Email 10.0: Wearables
It started with the introduction of Google Glass in 2013, but it really took off with the launch of the Apple Watch in 2015, which gave the wearables category a foundation from which to grow. With their small screens and stripped-down support, wearables have the potential to be pretty disruptive to how marketers design messages.
New tools, such as the watch-html part of a multi-part MIME email, can help marketers serve these users better, but we’re in uncharted territory.
That’s partly because the Apple Watch and other devices don’t support images or have web-browsing capabilities. Because of those limitations, brands can’t measure opens or traffic, which makes measuring the impact of wearables largely guesswork at this point. In the age of data-driven decisions, this lack of visibility will surely slow the embrace of wearables as a channel by marketers.
Email 11.0: Internet of Things
The Internet of Things (IoT) has two ramifications for email marketers: 1) it gives them new data sources for powering personalization and targeted emails, and 2) it gives them a new relationship to manage — the one between the subscriber and the IoT device.
Fitbit and others have already demonstrated the value of IoT-powered email personalization — with much more to come. IoT devices will also be regular emailers, sending their owners and other approved recipients emails when they need charging or servicing, reach milestones, detect a certain kind of stimulus and other events.
Email 12.0: Voice interfaces
If you think scaling messages down to the tiny screens of wearables is disruptive, then you won’t like the coming wave of voice-only interfaces.

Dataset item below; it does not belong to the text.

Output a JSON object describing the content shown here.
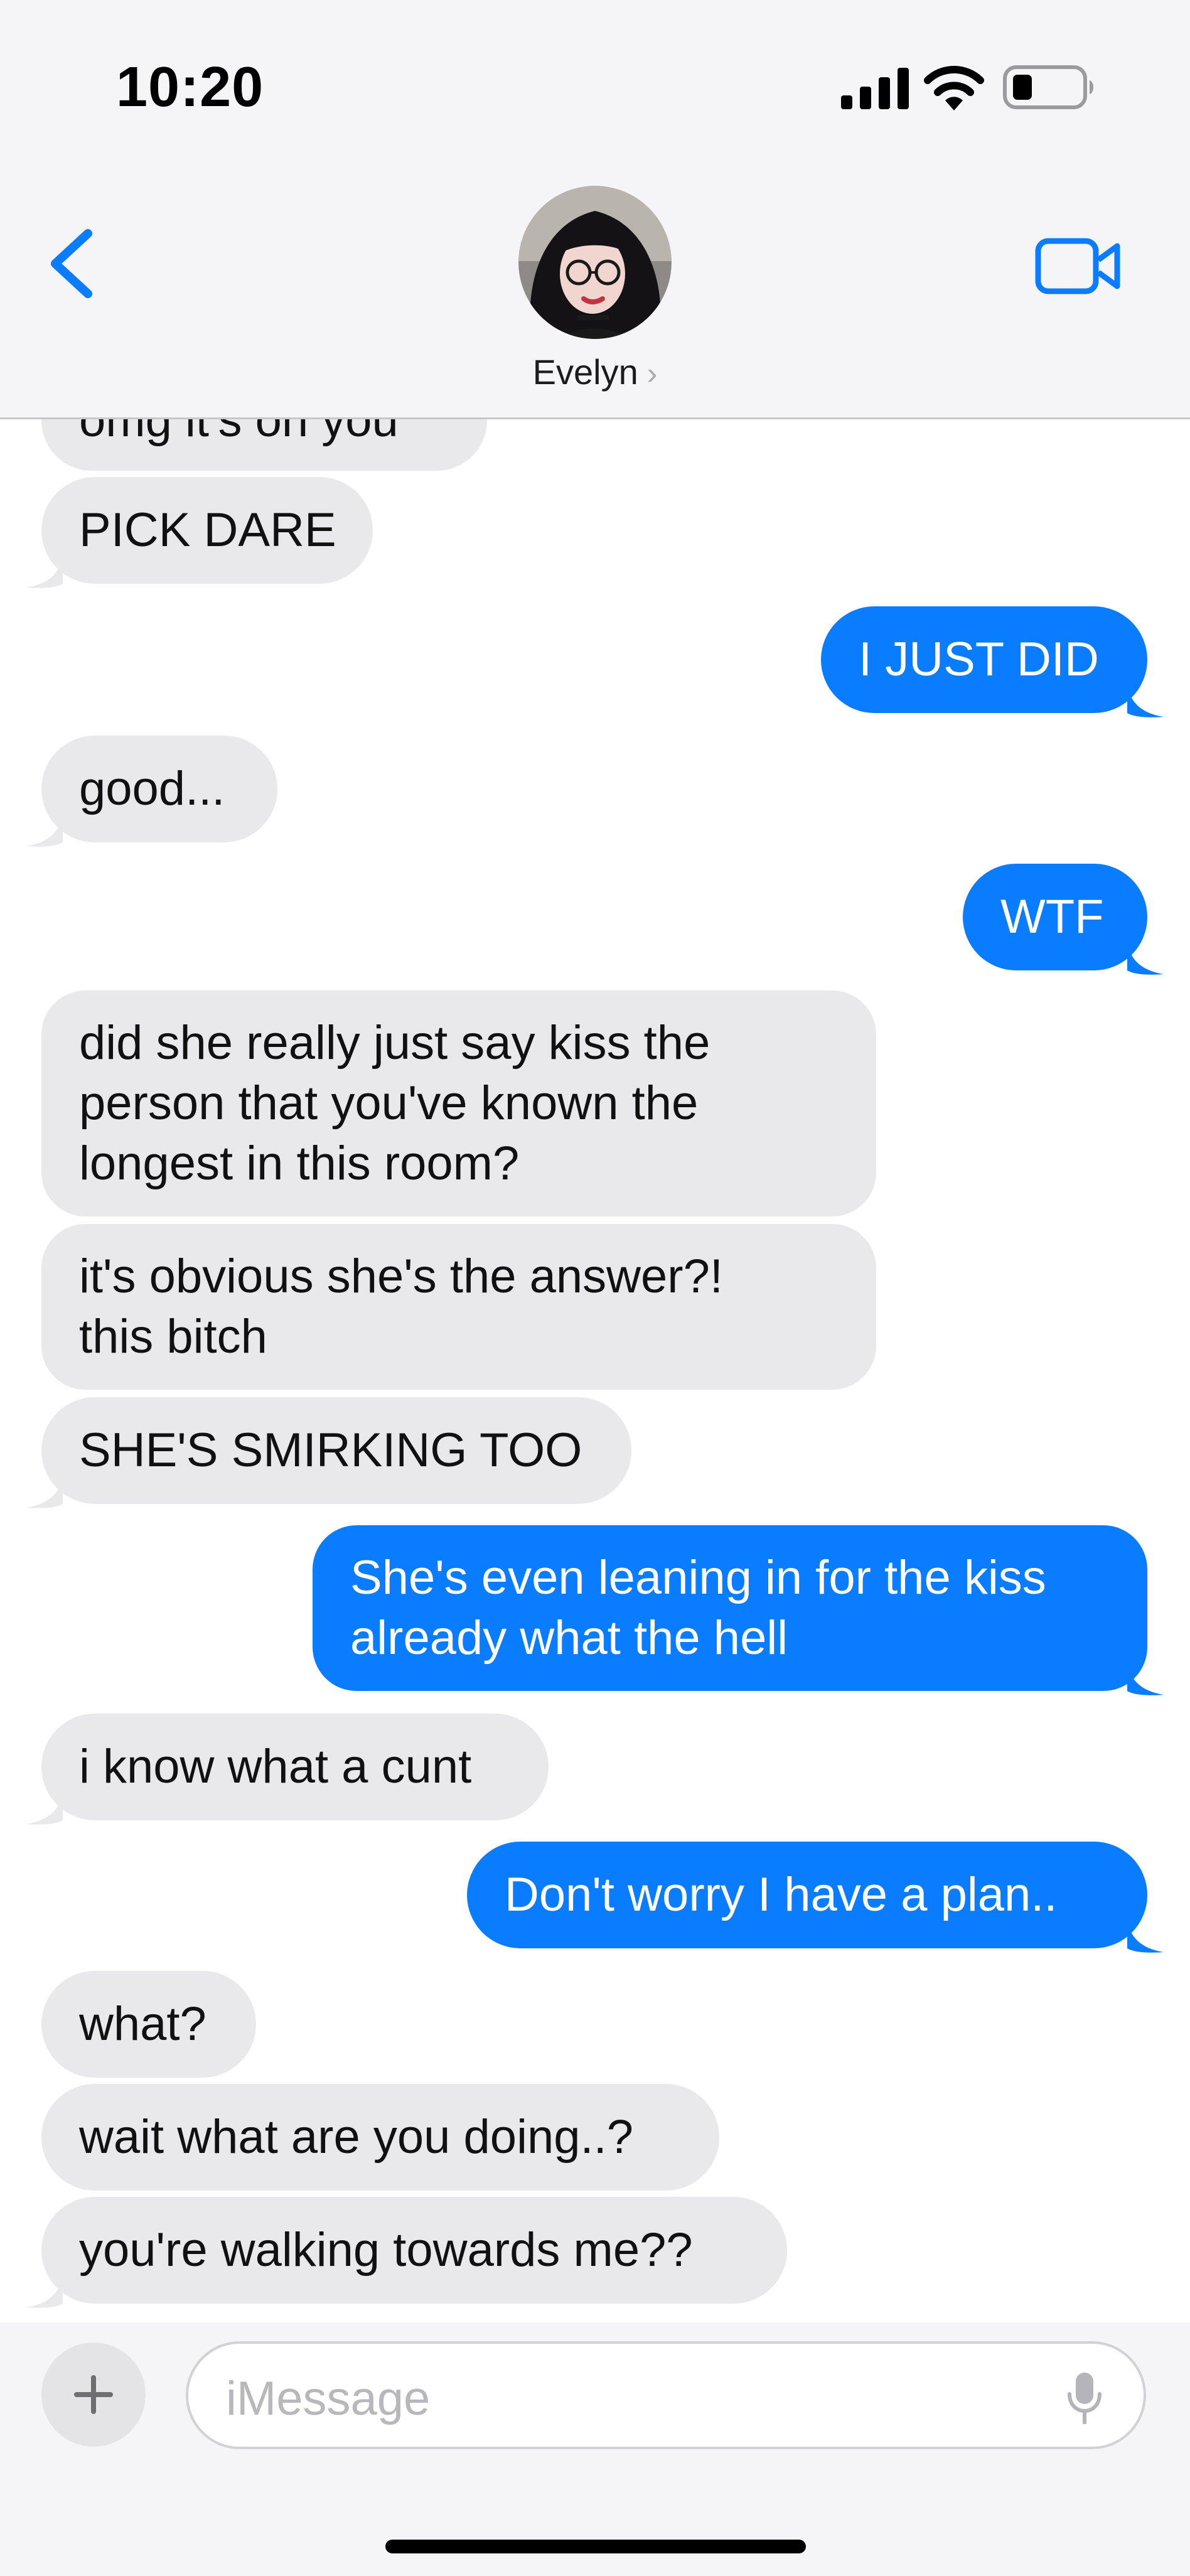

The key players have already positioned themselves: Amazon with Alexa, Apple with Siri, Google with Assistant and Microsoft with Cortana.
In November, AT&T announced that its customers could use Amazon Echo to compose and send text messages with only their voice. Surely sending emails this way isn’t far behind.
For marketers, this will likely put renewed emphasis on the plain text part of multi-part MIME emails — or perhaps we’ll get a new voice-html part so brands can create messaging that’s designed to be read aloud.
While email is a well-established technology, it isn’t a static one. Email content, email clients and how marketers create emails will all change in the years ahead. Stay nimble, email marketers!